Second, the measure amends Section 645B.080 relating to require a mortgage company to keep and maintain complete and suitable records of all mortgage transactions made by its employee at a remote location in accordance with the requirements established by the Commissioner of Mortgage Lending by regulation.

  • North Carolina:  Effective October 1, 2023, Senate Bill 331 (2023 N. C. Sess.
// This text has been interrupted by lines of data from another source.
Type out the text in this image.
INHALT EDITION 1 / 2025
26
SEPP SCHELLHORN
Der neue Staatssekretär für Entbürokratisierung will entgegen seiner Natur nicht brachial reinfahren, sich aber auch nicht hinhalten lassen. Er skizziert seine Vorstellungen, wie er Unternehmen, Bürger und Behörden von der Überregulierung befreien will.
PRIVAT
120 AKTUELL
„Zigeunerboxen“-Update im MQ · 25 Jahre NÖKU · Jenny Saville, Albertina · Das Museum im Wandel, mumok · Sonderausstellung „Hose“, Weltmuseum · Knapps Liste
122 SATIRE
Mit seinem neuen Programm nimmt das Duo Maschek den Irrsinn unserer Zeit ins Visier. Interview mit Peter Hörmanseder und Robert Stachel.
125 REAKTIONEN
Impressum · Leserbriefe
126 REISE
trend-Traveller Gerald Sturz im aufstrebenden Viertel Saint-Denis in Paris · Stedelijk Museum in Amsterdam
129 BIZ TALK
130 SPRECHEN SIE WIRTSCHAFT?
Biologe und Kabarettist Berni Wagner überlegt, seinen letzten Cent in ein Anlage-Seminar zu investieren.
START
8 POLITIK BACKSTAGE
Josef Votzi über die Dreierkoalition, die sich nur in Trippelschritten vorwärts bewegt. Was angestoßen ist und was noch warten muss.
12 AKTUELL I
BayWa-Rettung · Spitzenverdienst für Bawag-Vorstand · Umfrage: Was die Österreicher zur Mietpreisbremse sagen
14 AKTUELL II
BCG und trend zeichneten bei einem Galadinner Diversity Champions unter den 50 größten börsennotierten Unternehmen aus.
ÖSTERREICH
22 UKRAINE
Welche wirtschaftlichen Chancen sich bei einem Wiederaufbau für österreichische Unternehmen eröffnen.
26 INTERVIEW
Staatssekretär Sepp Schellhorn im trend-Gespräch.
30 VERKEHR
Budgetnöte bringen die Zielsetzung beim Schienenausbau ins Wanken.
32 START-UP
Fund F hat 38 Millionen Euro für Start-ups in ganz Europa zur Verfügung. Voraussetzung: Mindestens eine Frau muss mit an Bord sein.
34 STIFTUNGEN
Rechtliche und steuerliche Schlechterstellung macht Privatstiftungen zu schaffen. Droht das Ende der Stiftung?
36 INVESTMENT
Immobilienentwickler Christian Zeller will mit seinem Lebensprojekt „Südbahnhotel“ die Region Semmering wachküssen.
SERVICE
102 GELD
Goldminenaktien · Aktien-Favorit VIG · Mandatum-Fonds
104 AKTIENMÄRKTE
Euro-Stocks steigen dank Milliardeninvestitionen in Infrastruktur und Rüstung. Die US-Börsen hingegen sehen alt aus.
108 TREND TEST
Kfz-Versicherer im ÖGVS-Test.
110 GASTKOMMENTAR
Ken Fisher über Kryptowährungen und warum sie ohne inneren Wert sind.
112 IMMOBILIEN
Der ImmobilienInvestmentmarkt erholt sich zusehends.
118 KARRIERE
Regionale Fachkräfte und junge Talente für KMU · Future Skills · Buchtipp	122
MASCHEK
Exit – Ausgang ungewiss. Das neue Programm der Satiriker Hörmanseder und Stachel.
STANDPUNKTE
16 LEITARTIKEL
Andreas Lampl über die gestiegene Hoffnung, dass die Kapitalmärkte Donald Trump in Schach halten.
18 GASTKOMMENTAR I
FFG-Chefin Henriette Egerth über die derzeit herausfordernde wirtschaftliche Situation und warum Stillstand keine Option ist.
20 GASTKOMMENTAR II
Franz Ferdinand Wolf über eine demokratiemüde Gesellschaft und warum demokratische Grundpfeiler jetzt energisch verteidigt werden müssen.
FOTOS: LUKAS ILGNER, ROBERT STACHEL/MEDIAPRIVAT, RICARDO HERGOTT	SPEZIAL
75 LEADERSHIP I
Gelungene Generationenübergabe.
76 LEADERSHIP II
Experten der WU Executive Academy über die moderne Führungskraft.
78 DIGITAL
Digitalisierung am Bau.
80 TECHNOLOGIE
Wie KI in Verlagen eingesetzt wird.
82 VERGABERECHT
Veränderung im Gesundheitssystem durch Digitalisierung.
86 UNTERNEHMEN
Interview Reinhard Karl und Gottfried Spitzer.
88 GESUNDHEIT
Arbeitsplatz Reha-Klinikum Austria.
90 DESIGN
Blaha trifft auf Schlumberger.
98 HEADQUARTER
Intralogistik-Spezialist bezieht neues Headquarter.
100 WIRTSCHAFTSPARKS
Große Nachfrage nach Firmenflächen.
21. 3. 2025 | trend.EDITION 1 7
Laws 61) amends the North Carolina Consumer Finance Act (“CFA”).  First, the measure Section 53-165 of the General Statutes by removing the term “cash advance” and definitions for “amount financed” “electronic payment”, “loan amount”, and “servicing loans”.  Second, the measure amends Section 53-166 by increasing the amount that a licensee can lend to a borrower from $15,000 to $25,000.  Third, the measure amends Section 53-168 to:
    • increase application fees for consumer finance licensees from $250 to $500;
    • permit a licensee to post its license on its website; and
    • require at least 30 days’ notice to the Commissioner of Banks for any proposed transfer of a CFA license.
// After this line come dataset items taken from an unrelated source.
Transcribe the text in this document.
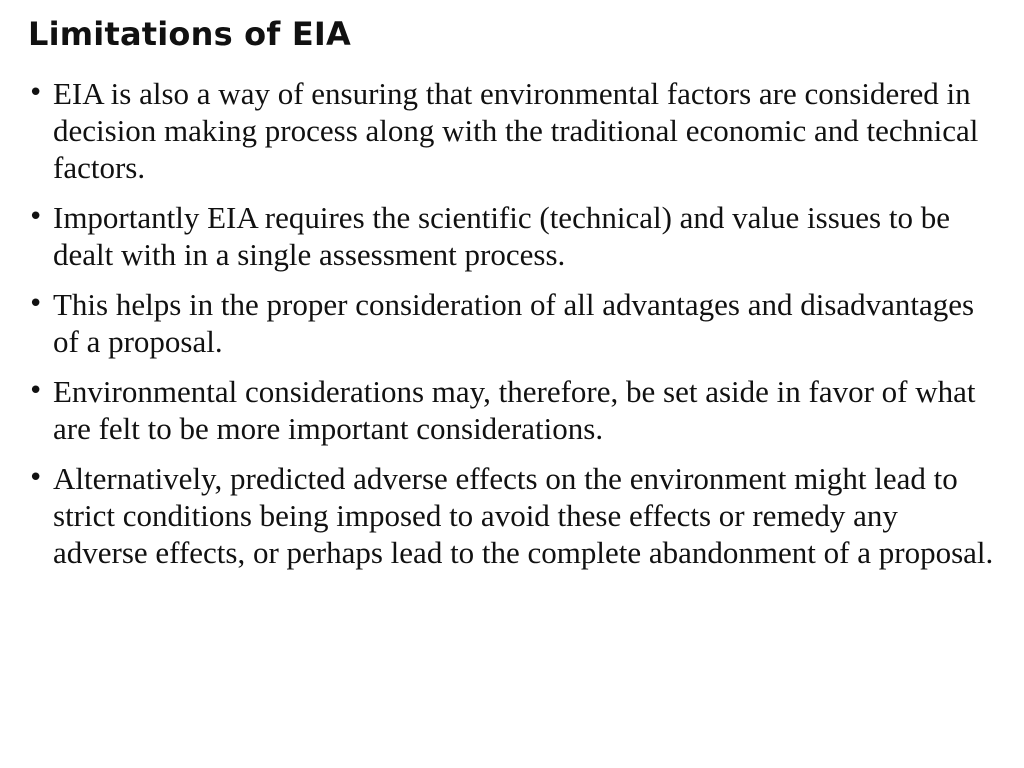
Limitations of EIA
• EIA is also a way of ensuring that environmental factors are considered in decision making process along with the traditional economic and technical factors.
• Importantly EIA requires the scientific (technical) and value issues to be dealt with in a single assessment process.
• This helps in the proper consideration of all advantages and disadvantages of a proposal.
• Environmental considerations may, therefore, be set aside in favor of what are felt to be more important considerations.
• Alternatively, predicted adverse effects on the environment might lead to strict conditions being imposed to avoid these effects or remedy any adverse effects, or perhaps lead to the complete abandonment of a proposal.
Fourth, the measure amends Section 53-173 to require that interest be computed on the unpaid portion of the amount financed (rather than the principal balance or principal amount).  Fifth, the measure amends Section 53-177 to:

    • increase late fees from $15 to $18;
    • permit a licensee to apply a borrower’s most recent payment to the oldest installment due;
    • prohibit a licensee from collecting more than one late fee per installment owed, whether a partial or full payment was made;
    • permit the collection of late fees on installment payment past due for 10 days or more if the licensee places the borrower in default;
    • permit a licensee to include late payment fees on installment payments past due 10 days or more of the amount of a loan that is refinanced;
    • permit a licensee to include late fees for installment payments past due for 10 or more days in the final balance when a loan reaches maturity; and
    • permit a licensee to assess a deferral charge for each moth of the remaining loan term on each installment owed after the date of deferral.

Sixth, the measure amends Section 53-184 by requiring licensees to:  (a) maintain separate loan ledgers and accounts related to the making and collecting of loans under the CFA; (b) allocate expenses monthly according to generally accepted accounting principles; and (c) retain all required books and records for a period of two years after the last transaction. The amended section also outlines the books and records (general ledger, loan documents, judgements, repossessions) that a licensee must keep.

Rhode Island:   Effective June 14, 2023, companion measures House Bill 5761 (2023 R. I. Pub. Laws 75) and Senate Bill 163 (2023 R. I. Pub. Laws 76) removed the July 1, 2023, sunset date for provisions of the Rhode Island General Statutes requiring a mediation conference coverage prior to mortgage foreclosure.